While that mother's milk may be completely safe for the infant, that mother's diminished concentration may make it less safe for her to be holding – and therefore nursing – the baby. A more conservative approach might be to feed a baby expressed milk or formula until the medication wears off.

In other cases, physicians might be weighing the mother's ability to safely care for her baby against her ability to nurse that baby. This is often the consideration when prescribing antidepressants which may require cessation of breastfeeding.

Concentration of the doctor

In weighing potentially competing recommendations about whether or not to stop nursing while on medication, it's also worth focusing on the physician's concentration. The safety of the infant is obviously of concern to any doctor prescribing a medication to a nursing mother. But it's important to note that, in cases where medication is deemed medically necessary for a lactating mother, the mother – not the baby – is the patient.

Although women should feel comfortable asking questions about alternative medications that may make it easier to continue breastfeeding, it's worth noting that – at a time when everything now appears to revolve around the baby – the mother's doctor will focus on the mother. Because of this, a physician may make recommendations about the mother's health that may be momentarily at odds with her plans to breastfeed.

Concentration of formula

When weighing the decision to take a medication and pause or stop breastfeeding, nursing mothers should consider all three of the above forms of concentration. They can ask their doctors about the dosage and its possible effects on breast milk. They can ask how a medication deemed safe for breastfeeding might impact their own mental state. And they can ask for advice in weighing the health impacts of the medication against the drawbacks of pausing or stopping breastfeeding.

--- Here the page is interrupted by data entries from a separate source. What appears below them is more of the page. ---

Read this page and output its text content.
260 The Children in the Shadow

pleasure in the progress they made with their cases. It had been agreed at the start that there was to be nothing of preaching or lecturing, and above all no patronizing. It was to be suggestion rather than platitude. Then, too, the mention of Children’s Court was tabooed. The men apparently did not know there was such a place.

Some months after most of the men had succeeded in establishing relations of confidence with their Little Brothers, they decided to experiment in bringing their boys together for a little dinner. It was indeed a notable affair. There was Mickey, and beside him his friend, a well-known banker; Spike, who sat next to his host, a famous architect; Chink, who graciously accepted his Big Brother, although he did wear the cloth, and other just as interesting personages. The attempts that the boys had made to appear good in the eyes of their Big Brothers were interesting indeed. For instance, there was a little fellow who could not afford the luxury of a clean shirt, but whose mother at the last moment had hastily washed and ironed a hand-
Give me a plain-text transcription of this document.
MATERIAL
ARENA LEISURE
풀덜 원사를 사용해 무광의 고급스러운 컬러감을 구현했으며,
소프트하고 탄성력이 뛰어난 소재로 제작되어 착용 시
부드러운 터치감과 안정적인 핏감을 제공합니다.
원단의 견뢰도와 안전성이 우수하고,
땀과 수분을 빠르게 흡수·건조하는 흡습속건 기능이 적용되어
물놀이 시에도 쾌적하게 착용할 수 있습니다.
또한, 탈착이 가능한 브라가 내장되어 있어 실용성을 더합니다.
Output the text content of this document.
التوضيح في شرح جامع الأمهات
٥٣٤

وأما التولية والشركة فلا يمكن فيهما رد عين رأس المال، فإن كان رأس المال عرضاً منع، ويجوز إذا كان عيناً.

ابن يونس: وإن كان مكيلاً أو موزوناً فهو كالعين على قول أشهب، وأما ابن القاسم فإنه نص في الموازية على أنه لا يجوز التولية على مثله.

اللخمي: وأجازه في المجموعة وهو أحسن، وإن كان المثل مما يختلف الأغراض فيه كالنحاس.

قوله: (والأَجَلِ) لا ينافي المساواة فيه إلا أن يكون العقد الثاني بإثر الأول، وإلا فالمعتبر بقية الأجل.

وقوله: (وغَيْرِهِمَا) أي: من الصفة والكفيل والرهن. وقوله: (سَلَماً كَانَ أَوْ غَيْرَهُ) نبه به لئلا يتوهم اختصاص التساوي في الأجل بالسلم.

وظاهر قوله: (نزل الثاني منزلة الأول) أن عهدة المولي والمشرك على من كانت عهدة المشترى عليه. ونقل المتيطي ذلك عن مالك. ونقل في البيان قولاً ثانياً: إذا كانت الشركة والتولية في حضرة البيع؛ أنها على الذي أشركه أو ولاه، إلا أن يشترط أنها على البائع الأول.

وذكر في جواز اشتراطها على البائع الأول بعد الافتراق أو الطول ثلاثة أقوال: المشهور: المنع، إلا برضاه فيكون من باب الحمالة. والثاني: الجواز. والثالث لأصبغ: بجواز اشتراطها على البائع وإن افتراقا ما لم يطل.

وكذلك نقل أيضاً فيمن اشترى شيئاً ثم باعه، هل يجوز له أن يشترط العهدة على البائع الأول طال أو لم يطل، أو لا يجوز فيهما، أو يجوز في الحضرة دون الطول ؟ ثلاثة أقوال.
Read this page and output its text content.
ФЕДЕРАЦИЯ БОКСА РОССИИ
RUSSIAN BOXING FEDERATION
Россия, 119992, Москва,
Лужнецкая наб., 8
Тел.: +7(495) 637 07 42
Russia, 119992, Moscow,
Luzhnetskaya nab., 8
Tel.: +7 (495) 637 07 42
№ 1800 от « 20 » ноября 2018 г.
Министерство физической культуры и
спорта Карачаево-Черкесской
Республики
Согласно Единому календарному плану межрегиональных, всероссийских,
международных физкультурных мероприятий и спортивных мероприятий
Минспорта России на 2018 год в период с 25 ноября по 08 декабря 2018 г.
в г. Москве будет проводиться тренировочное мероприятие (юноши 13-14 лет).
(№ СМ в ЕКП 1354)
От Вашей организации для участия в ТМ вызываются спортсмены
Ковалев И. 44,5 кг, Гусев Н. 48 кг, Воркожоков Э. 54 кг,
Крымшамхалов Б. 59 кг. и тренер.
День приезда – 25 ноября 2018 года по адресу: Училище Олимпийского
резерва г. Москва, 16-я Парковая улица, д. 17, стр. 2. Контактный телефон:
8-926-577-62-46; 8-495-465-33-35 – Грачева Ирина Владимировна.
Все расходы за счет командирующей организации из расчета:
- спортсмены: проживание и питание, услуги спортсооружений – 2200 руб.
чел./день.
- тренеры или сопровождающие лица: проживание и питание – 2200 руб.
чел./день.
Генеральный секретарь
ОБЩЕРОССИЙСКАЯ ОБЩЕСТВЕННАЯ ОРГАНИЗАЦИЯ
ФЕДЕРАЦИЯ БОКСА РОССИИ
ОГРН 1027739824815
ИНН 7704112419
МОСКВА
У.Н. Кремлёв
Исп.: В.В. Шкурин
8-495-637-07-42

There are rare times when the best decision may be to pause breastfeeding or stop breastfeeding altogether. At those times, it's important to consider one last form of concentration. Infant formula is also a "concentration," a combination of proteins, fats, and carbohydrates.

The decision to use formula while on a potent medication can feel like a failure to many mothers, who are flooded with messages about the importance of breastfeeding. But if short-term formula use can ensure a long-term benefit for the mother, that mother can be a healthy parent to her baby for life.